Psychotherapy. “Talk” therapy is practiced either in private sessions with a counselor or in groups (Nimh.nih.gov, 2013). A study by Sloan, Bovin & Schnurr (2012) concluded that group therapy is better than no therapy at all, but is less effective than counseling or education concerning the disorder. Psychotherapy usually lasts between six and twelve weeks, but it may continue longer. Psychotherapy relies heavily on the support of family members and friends as caring discussions continue to take place outside the treatment facility. Some types of PTSD psychotherapy focus on symptoms while other deal with the problems caused by the disorder such as poor relationships, work issues, or generally dealing with society. The two types may be combined and skills promoted for dealing with anger and seeking relaxation. Health suggestions such as adequate sleep, exercise, and a good diet are promoted. In the course of the therapy, PTSD victims learn to understand why they are experiencing the feelings of guilt, fear, and shame and develop appropriate ways to react to them.
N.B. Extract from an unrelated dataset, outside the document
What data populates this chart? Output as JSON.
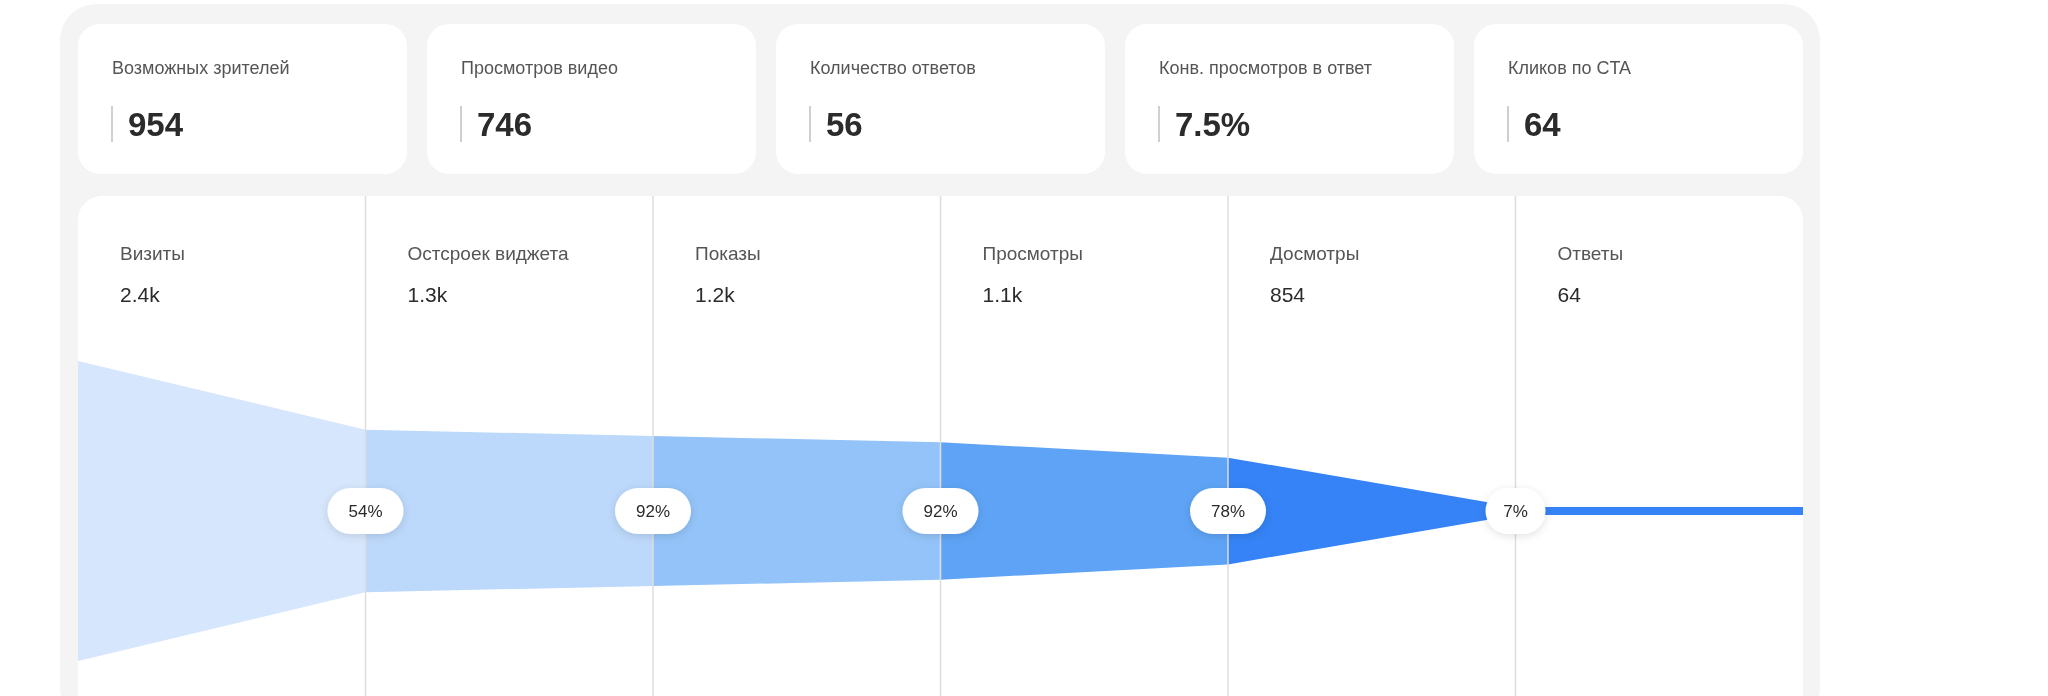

Cognitive Behavior Therapy (CBT). Although cognitive behavior therapy has been used for many years for the treatment of PTSD, Kar (2011) conducted a study that reports ineffectiveness may be as high as 50 percent. His literature review reports that in 23 clinical trials, the therapy did have less remission that supportive therapies and is as effective as exposure therapy and cognitive therapy. CBT promotes exposure of the frightening memory so patients can control their fear. Safe forms such as visiting the location of the event or a similar one, writing about the event descriptively, or creating mental images are used (Başoğlu & Şalcioğlu, 2011). Learning to control the fear takes place with training in relaxation and breathing techniques, counseling, and coping skills.
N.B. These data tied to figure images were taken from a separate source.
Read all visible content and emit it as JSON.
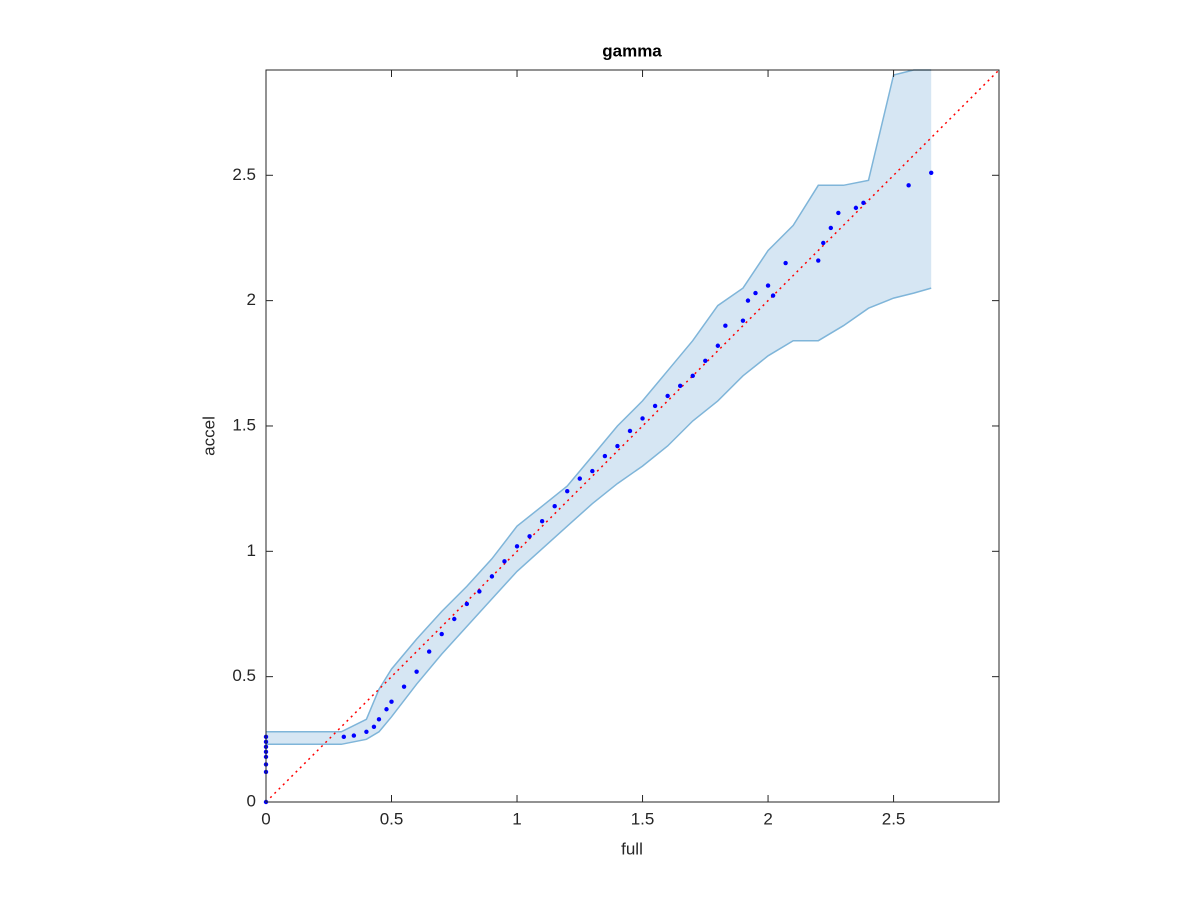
{
  "chart_data": {
    "type": "scatter",
    "title": "gamma",
    "x_label": "full",
    "y_label": "accel",
    "xlim": [
      0,
      2.92
    ],
    "ylim": [
      0,
      2.92
    ],
    "xticks": [
      0,
      0.5,
      1,
      1.5,
      2,
      2.5
    ],
    "yticks": [
      0,
      0.5,
      1,
      1.5,
      2,
      2.5
    ],
    "band": {
      "color": "#d6e6f3",
      "edge_color": "#7fb5d9",
      "x": [
        0,
        0.3,
        0.4,
        0.45,
        0.5,
        0.6,
        0.7,
        0.8,
        0.9,
        1.0,
        1.1,
        1.2,
        1.3,
        1.4,
        1.5,
        1.6,
        1.7,
        1.8,
        1.9,
        2.0,
        2.1,
        2.2,
        2.3,
        2.4,
        2.5,
        2.58,
        2.65
      ],
      "upper": [
        0.28,
        0.28,
        0.33,
        0.45,
        0.53,
        0.65,
        0.76,
        0.86,
        0.97,
        1.1,
        1.18,
        1.26,
        1.38,
        1.5,
        1.6,
        1.72,
        1.84,
        1.98,
        2.05,
        2.2,
        2.3,
        2.46,
        2.46,
        2.48,
        2.9,
        2.92,
        2.92
      ],
      "lower": [
        0.23,
        0.23,
        0.25,
        0.28,
        0.34,
        0.47,
        0.59,
        0.7,
        0.81,
        0.92,
        1.01,
        1.1,
        1.19,
        1.27,
        1.34,
        1.42,
        1.52,
        1.6,
        1.7,
        1.78,
        1.84,
        1.84,
        1.9,
        1.97,
        2.01,
        2.03,
        2.05
      ]
    },
    "reference": {
      "color": "#ff0000",
      "x": [
        0,
        2.92
      ],
      "y": [
        0,
        2.92
      ]
    },
    "points": {
      "color": "#0000ff",
      "x": [
        0,
        0,
        0,
        0,
        0,
        0,
        0,
        0,
        0.31,
        0.35,
        0.4,
        0.43,
        0.45,
        0.48,
        0.5,
        0.55,
        0.6,
        0.65,
        0.7,
        0.75,
        0.8,
        0.85,
        0.9,
        0.95,
        1.0,
        1.05,
        1.1,
        1.15,
        1.2,
        1.25,
        1.3,
        1.35,
        1.4,
        1.45,
        1.5,
        1.55,
        1.6,
        1.65,
        1.7,
        1.75,
        1.8,
        1.83,
        1.9,
        1.92,
        1.95,
        2.0,
        2.02,
        2.07,
        2.2,
        2.22,
        2.25,
        2.28,
        2.35,
        2.38,
        2.56,
        2.65
      ],
      "y": [
        0,
        0.12,
        0.15,
        0.18,
        0.2,
        0.22,
        0.24,
        0.26,
        0.26,
        0.265,
        0.28,
        0.3,
        0.33,
        0.37,
        0.4,
        0.46,
        0.52,
        0.6,
        0.67,
        0.73,
        0.79,
        0.84,
        0.9,
        0.96,
        1.02,
        1.06,
        1.12,
        1.18,
        1.24,
        1.29,
        1.32,
        1.38,
        1.42,
        1.48,
        1.53,
        1.58,
        1.62,
        1.66,
        1.7,
        1.76,
        1.82,
        1.9,
        1.92,
        2.0,
        2.03,
        2.06,
        2.02,
        2.15,
        2.16,
        2.23,
        2.29,
        2.35,
        2.37,
        2.39,
        2.46,
        2.51
      ]
    }
  }
}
Friedman (2014) conducted a study using Prolonged Exposure therapy (PE) with 1931 combat veterans in therapy with 804 clinicians. Measurements before treatment of patients with primary PTSD were compared with those taken after eight sessions. The conclusion of the researcher was that PE is effective in reducing depression and other PTSD symptoms. A decrease of 41.4 percent in evaluations using a checklist for PTSD symptoms resulted. This supportive study assisted in the determination that exposure therapy is the only psychological or psychopharmacologic intervention recommended by the Institute of Medicine (2007) and Forbes et al. (2013).
Medications. According to Sobnoskey (2014), treatment for patients with PTSD may include pharmacotherapy, psychotherapy, or the option of a combination depending on specific needs. The United States Food and Drug Administration has only approved of two medications for the treatment of PTSD: sertraine (Zoloft) and paroxetine (Paxil). These drugs are antidepressants to suppress feelings of anger, anxiety, and lack of emotion so psychotherapy has a better chance of having a positive influence. Other types of medications under consideration are different antidepressants, antiphsychotics, and benzodiapzepines.
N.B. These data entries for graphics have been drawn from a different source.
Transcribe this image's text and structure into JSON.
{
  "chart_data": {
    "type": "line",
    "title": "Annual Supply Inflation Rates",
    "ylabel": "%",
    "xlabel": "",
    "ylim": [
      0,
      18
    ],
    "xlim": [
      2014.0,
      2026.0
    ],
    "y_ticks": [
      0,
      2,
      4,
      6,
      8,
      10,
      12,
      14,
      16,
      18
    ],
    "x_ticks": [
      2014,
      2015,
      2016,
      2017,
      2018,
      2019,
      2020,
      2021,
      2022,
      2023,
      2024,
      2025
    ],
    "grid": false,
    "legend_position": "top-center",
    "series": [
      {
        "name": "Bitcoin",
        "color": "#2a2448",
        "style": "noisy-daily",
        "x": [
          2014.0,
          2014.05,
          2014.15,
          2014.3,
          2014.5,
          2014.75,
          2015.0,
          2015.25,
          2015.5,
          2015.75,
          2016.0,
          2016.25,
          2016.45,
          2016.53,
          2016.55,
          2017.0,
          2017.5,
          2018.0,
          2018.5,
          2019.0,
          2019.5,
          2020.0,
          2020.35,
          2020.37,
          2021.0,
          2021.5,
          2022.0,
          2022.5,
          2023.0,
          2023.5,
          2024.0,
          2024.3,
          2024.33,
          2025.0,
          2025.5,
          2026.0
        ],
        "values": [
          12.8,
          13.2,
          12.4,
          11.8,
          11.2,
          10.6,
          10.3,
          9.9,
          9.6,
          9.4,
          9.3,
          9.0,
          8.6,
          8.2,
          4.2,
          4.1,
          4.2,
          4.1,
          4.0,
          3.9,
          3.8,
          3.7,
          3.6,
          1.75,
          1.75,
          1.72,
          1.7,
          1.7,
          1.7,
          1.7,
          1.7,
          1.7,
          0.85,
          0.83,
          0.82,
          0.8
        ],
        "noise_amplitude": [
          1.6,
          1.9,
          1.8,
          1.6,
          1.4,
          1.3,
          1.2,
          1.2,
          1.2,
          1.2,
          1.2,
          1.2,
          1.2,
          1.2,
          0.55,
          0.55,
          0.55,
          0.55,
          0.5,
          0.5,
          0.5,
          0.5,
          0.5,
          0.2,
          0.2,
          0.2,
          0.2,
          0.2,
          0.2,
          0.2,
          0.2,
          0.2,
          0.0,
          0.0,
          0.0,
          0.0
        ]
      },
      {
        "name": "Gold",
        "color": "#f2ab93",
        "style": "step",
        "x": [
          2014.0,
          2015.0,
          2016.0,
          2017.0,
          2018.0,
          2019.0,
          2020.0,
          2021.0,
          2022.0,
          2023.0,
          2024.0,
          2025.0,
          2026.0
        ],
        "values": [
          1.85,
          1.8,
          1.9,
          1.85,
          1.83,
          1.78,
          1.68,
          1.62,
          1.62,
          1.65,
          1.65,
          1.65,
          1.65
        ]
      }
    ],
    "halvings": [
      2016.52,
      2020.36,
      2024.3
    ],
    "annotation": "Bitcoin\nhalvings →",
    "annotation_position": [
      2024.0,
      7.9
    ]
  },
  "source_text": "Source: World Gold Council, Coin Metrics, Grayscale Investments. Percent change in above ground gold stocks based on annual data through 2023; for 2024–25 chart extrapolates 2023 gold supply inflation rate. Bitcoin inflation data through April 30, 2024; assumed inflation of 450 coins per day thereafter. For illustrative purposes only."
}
Lifestyle changes. To assist therapy and medications, alteration in lifestyle choices are important. Ingesting less caffeine, stimulants, recreational drugs, and alcohol are recommended. Incorporating more anaerobic and aerobic exercise encourages the natural production of endorphins for relaxation. Techniques for breathing, writing in a journal, massage therapy, and acupuncture have all been shown to help patients with PTSD improve control of their symptoms.
Conclusion
Recognition of the symptoms and causes for PTSD has allowed for research and assistance for victims of traumatic events. There are multiple methods for treatment patients suffering from the effects of post-traumatic stress disorder and as new strategies gain supportive research, therapists are required to evaluate the individual needs of their clients in response to the options. Ongoing studies into therapeutic effectiveness and multidisciplinary techniques may provide better answers to assist those suffering from the devastating influence of PTSD on their lives in order to integrate in a healthy manner into society.